Quasi nulla si sa dei magi iraniani occidentali durante il periodo pre-zoroastriano. Secondo Ilya Gershevitch[2], all'inizio delle loro attività i magi non erano rappresentanti di alcuna religione particolare ma esperti tecnici, sacerdoti professionisti che servivano il culto di qualsiasi dio iraniano sotto compenso. Seguendo la sua teoria, i magi adottarono lo zoroastrismo solo alla fine del IV secolo a.C. e proclamarono Zoroastro come loro profeta e insegnante.
Dal tempo di Dario I in poi i magi furono i sacerdoti ufficiali dei re achemenidi e giocarono un ruolo fondamentale alla corte reale, godendo così di una grande influenza. Insieme alle loro funzioni religiose, tra cui l'esecuzione di libagioni cultuali verso fiumi e montagne e l'attuazione di sacrifici animali, erano anche impegnati in attività amministrative ed economiche. Nel loro ruolo di sacerdoti ufficiali appaiono non solo nella stessa Persepoli, ma anche in tutto l'Iran sud-occidentale [3].
Probabilmente alcuni magi giunsero anche a Babilonia per eseguire rituali religiosi per i Persiani e i Medi che rimasero in quel paese come ufficiali reali e soldati.
Da un documento aramaico redatto nel 434 a.C. si evince che dei magi giunsero ad Elefantina, dove fu fondata una colonia militare dall'amministrazione persiana. In questo testo, il nome Mithrasarah Magus, di probabile derivazione iranica, appare tra i testimoni di un documento legale privato in cui un colono ebreo dà a sua moglie metà della sua casa, a testimonianza delle funzioni legali-amministrative dei magi.
L'importanza dei magi durante il periodo achemenide è testimoniata dallo stesso Erodoto che racconta nelle Storie di come Serse non prendesse alcuna importante decisione senza prima interpellare un mago; le abilità profetiche di questi sacerdoti erano ampiamente sfruttate anche in guerra dove i magi si recavano portando con sé il fuoco sacro. Diversi rituali venivano officiati durante le campagne militari affinché tutto andasse a buon fine.
Dalla Cyropedia di Senofonte si evince che i magi svolgessero anche compiti relativi all'educazione scolastica dei principi e prendevano parte al rito di incoronazione di ogni nuovo re.

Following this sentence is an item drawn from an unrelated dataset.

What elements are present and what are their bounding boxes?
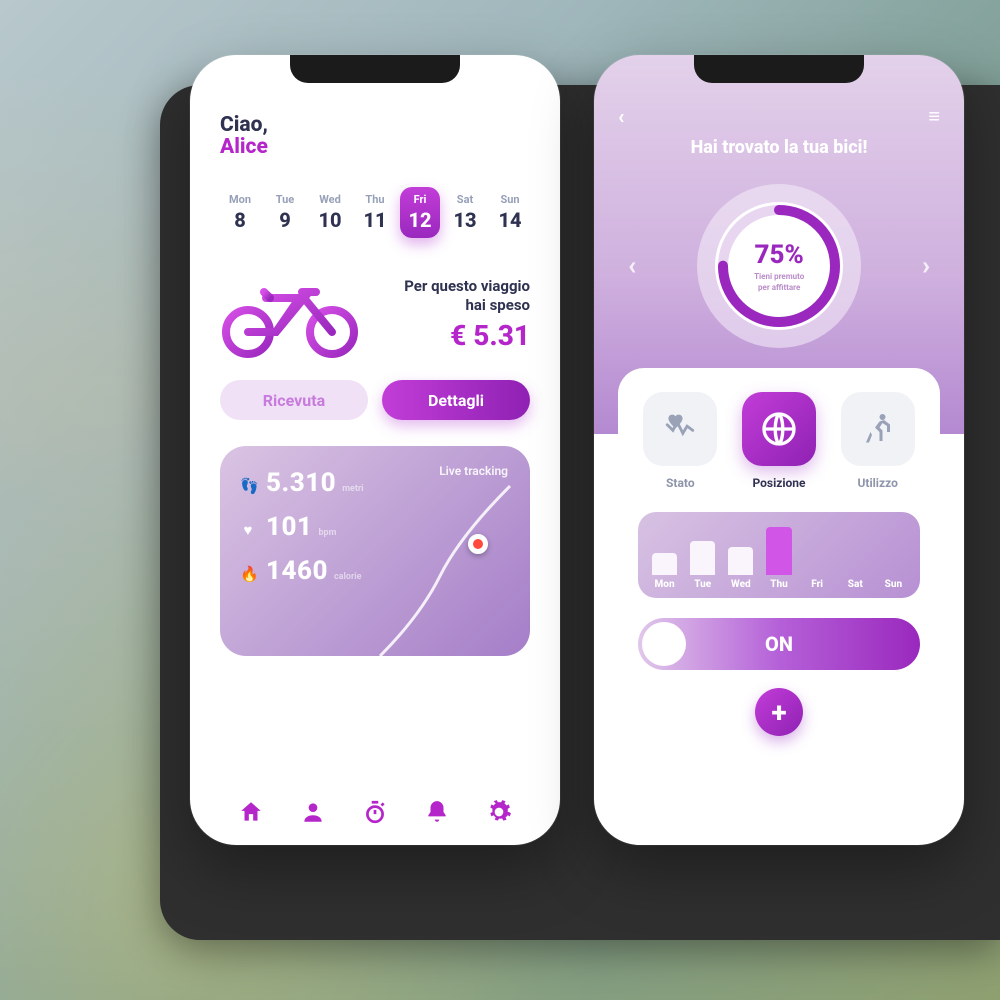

È anche noto da Arriano che dei magi vennero impiegati come guardie della tomba di Ciro il Grande a Pasargadae, dove sacrificavano periodicamente un cavallo.

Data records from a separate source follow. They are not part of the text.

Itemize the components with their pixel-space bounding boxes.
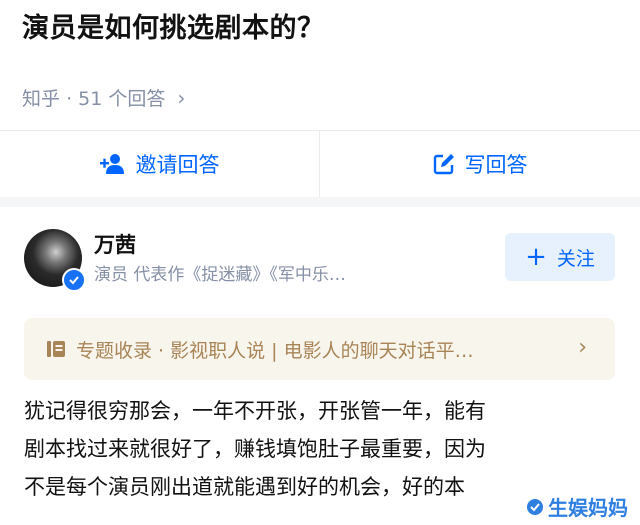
topic-collection-banner[interactable]: 专题收录 · 影视职人说 | 电影人的聊天对话平… › (24, 318, 615, 380)
verified-badge-icon (62, 268, 86, 292)
follow-button[interactable]: + 关注 (505, 233, 615, 281)
content-line: 剧本找过来就很好了，赚钱填饱肚子最重要，因为 (24, 437, 486, 461)
write-answer-label: 写回答 (464, 153, 528, 177)
plus-icon: + (525, 242, 547, 272)
topic-text: 专题收录 · 影视职人说 | 电影人的聊天对话平… (76, 339, 474, 362)
author-bio: 演员 代表作《捉迷藏》《军中乐… (94, 265, 346, 285)
question-meta[interactable]: 知乎 · 51 个回答 › (22, 84, 185, 111)
chevron-right-icon: › (177, 86, 186, 110)
write-answer-button[interactable]: 写回答 (320, 131, 640, 197)
content-line: 犹记得很穷那会，一年不开张，开张管一年，能有 (24, 399, 486, 423)
author-name[interactable]: 万茜 (94, 229, 136, 259)
follow-label: 关注 (556, 247, 595, 270)
question-header: 演员是如何挑选剧本的？ 知乎 · 51 个回答 › 邀请回答 写回答 (0, 0, 640, 197)
answer-content[interactable]: 犹记得很穷那会，一年不开张，开张管一年，能有 剧本找过来就很好了，赚钱填饱肚子最… (24, 392, 624, 506)
watermark: 生娱妈妈 (522, 490, 632, 523)
question-title[interactable]: 演员是如何挑选剧本的？ (22, 6, 325, 45)
watermark-logo-icon (527, 498, 543, 515)
meta-separator: · (66, 88, 73, 110)
source-label: 知乎 (22, 88, 61, 110)
answer-card: 万茜 演员 代表作《捉迷藏》《军中乐… + 关注 专题收录 · 影视职人说 | … (0, 207, 640, 525)
invite-answer-label: 邀请回答 (135, 153, 220, 177)
answer-count: 51 个回答 (78, 88, 166, 110)
collection-icon (46, 339, 66, 359)
watermark-text: 生娱妈妈 (548, 496, 628, 520)
chevron-right-icon: › (578, 335, 587, 360)
add-user-icon (99, 154, 124, 174)
invite-answer-button[interactable]: 邀请回答 (0, 131, 319, 197)
edit-icon (433, 154, 454, 175)
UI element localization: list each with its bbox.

Il ruolo dei magi come sacerdoti è noto anche grazie ad alcune dalle loro rappresentazioni in cui sono ritratti in atti rituali; un altare del fuoco con due magi partecipanti è raffigurato su un rilievo del V secolo a.C. trovato a Dascilio, capitale della Frigia ellespontica in Asia Minore, dove appaiono vestiti con tunica e pantaloni, mentre naso e bocca sono coperti. Si conservano anche rilievi del periodo seleucide e arsacide [4].
Ulteriori immagini di magi sono attestate sulle impronte di sigillo su diverse tavolette di argilla di Persepoli. Questi sigilli mostrano due persone sotto l'emblema di Ahura Mazdā, a forma di disco solare, che tengono un mortaio e un pestello davanti ad un altare del fuoco [5].
Nella cultura greca si fece uso del termine mágos per indicare ogni incantatore o mago, ma anche ciarlatani e medicastri, specialmente da filosofi come Eraclito che avevano un atteggiamento scettico riguardo all'arte dell'incantatore e nella letteratura comica (Lucio o l'asino di Luciano di Samosata). In epoca ellenistica mágos iniziò ad essere utilizzato come aggettivo relativo al campo semantico della magia, come nell'espressione magas techne ars magica usata da Filostrato[6]. Inoltre i magi della Persia erano considerati come degli specialisti di magia e astrologia.
Plinio il Vecchio (30,2) affermò: "Senza dubbio la magia sorse in Persia con Zoroastro."
Essi sono anche nominati da Giordano Bruno nel De Magia ove sono definiti come sapienti.[7]